Kaisar Yanfeng berbalik sambil berdiri di puncak tangga. Ia merentangkan tangannya dan menghadap para rakyat yang memujanya. Setelah beberapa saat, ia mengangkat tangannya dengan lemah dan berkata, “Bangkitlah.”
Istri Guru Agung memandang Kaisar Yanfeng. Di belakangnya, Qin Mu dan delapan pengawas agung juga berdiri di puncak Kuil Surga dan tidak berlutut.
“Suamiku, mungkin bukan hal yang baik jika Pemimpin Sekte Qin memamerkan kemampuannya,” bisiknya kepada Guru Kekaisaran Kedamaian Abadi.
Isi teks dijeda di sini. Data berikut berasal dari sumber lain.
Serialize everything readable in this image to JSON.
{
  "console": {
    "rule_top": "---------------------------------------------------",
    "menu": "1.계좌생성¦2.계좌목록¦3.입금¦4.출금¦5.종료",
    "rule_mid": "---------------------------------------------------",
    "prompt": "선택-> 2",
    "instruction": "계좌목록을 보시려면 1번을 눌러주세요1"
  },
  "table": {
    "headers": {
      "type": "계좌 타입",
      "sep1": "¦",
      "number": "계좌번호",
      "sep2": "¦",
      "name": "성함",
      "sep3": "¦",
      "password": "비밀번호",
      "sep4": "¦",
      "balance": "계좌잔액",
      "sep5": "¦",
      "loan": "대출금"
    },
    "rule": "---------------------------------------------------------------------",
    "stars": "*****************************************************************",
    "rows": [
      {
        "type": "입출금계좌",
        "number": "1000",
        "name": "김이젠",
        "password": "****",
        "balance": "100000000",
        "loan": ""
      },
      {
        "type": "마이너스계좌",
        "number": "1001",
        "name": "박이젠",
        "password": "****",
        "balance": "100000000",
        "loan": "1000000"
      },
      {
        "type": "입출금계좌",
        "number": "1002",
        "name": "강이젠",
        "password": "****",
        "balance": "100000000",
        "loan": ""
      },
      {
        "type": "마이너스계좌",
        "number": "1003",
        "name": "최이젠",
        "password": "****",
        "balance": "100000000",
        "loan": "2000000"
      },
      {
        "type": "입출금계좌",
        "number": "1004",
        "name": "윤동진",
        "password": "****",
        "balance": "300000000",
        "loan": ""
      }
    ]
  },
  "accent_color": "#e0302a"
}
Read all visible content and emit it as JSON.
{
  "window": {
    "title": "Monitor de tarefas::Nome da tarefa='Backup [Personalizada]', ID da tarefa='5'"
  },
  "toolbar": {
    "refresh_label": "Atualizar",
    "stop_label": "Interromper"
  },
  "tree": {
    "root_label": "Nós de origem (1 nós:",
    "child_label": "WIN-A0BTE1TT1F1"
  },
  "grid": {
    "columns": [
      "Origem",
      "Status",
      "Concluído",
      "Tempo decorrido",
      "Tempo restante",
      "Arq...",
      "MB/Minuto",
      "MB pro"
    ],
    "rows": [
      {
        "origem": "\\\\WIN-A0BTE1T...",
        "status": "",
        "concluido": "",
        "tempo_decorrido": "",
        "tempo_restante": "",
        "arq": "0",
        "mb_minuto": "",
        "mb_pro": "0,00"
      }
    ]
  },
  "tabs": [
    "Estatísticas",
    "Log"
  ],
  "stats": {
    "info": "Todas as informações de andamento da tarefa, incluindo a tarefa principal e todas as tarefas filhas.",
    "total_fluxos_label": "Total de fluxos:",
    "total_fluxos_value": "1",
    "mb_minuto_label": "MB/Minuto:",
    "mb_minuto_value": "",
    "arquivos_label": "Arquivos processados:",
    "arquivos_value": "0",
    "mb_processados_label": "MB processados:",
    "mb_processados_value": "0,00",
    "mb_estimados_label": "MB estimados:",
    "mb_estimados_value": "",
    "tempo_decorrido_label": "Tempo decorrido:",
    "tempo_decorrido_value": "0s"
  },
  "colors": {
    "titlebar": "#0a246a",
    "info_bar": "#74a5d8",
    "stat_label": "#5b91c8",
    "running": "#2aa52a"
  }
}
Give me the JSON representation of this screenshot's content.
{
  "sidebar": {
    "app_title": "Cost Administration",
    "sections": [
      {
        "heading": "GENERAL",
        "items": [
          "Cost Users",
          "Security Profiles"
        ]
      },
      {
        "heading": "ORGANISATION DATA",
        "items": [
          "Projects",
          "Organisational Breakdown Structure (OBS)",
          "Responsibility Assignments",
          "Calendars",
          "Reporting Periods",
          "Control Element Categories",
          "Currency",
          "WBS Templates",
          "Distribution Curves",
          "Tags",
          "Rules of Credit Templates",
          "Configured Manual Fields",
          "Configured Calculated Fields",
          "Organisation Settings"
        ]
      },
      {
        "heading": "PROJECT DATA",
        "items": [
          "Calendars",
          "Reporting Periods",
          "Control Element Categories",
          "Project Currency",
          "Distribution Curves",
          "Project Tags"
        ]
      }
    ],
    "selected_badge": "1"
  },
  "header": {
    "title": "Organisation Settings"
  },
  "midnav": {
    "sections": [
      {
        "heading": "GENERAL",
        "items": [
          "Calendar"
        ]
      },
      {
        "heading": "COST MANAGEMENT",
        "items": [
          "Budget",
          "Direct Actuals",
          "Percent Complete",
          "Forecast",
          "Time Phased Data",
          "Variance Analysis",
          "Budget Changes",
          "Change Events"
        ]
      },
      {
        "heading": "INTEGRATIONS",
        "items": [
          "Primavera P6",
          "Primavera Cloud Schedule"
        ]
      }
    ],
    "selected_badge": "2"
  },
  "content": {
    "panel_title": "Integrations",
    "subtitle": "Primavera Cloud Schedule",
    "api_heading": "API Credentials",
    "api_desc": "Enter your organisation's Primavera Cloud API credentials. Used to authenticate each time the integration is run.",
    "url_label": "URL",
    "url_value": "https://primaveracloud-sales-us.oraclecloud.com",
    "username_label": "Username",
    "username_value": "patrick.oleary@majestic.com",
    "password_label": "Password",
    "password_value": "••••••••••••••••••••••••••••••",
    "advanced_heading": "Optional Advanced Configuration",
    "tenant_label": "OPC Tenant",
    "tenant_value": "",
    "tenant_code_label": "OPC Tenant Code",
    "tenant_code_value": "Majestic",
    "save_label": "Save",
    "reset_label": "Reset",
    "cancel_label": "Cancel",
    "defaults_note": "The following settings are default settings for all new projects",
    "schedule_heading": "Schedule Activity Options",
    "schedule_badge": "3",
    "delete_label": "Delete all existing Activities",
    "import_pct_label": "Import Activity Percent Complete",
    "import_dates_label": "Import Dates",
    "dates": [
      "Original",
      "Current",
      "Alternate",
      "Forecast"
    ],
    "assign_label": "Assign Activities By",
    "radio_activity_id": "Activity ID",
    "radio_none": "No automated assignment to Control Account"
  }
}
Dia melirik Qin Mu dan menggelengkan kepalanya. “Baginya, Kekaisaran Perdamaian Abadi hanyalah tempat untuk belajar melalui pengalaman, jadi membunuh putra mahkota juga hanyalah sebuah pengalaman. Dia tidak perlu terlalu khawatir, dan kaisar memang membutuhkan dukungannya di banyak tempat.”
Istri dari Guru Besar Kekaisaran terkejut. “Pengalaman?”
Guru Besar Kekaisaran Kedamaian Abadi mengangguk. “Pengalaman.”
Putra mahkota bersekongkol dengan Sekte Dao dan Biara Guntur Agung untuk merencanakan pemberontakan, berkonspirasi untuk membunuh kaisar dan merebut takhta. Konsekuensi dari tindakan ini bukanlah hal yang sepele.
Namun dalam catatan para juru tulis, hanya akan ada kalimat biasa yang berbunyi, “Pada tanggal delapan belas bulan kedua, Putra Mahkota Yuxia berkonspirasi untuk memberontak. Tanggal enam bulan ketiga, dieksekusi.”
Sesederhana itu. Detail mengenai hal ini bukan untuk diketahui orang luar. Itulah mengapa sebagian besar cerita hanya muncul dalam sejarah sebagai legenda populer. Namun, sebagian besar di antaranya adalah kebenaran yang diputarbalikkan sehingga tidak dapat dipercaya.
Setelah pemberontakan terjadilah pembersihan berdarah. Para pejabat putra mahkota harta bendanya disita dan keluarga mereka dieksekusi. Para penganut Tao dan biksu dari Sekte Dao dan Biara Guntur Agung ditahan dan dikirim ke tempat eksekusi.
Eksekusi dilakukan di pasar makanan mulai dari tanggal tujuh bulan ketiga hingga tanggal satu bulan keempat. Baru setelah itu eksekusi berakhir.
Beberapa insiden juga terjadi sementara itu; misalnya, kepala putra mahkota tidak ditemukan.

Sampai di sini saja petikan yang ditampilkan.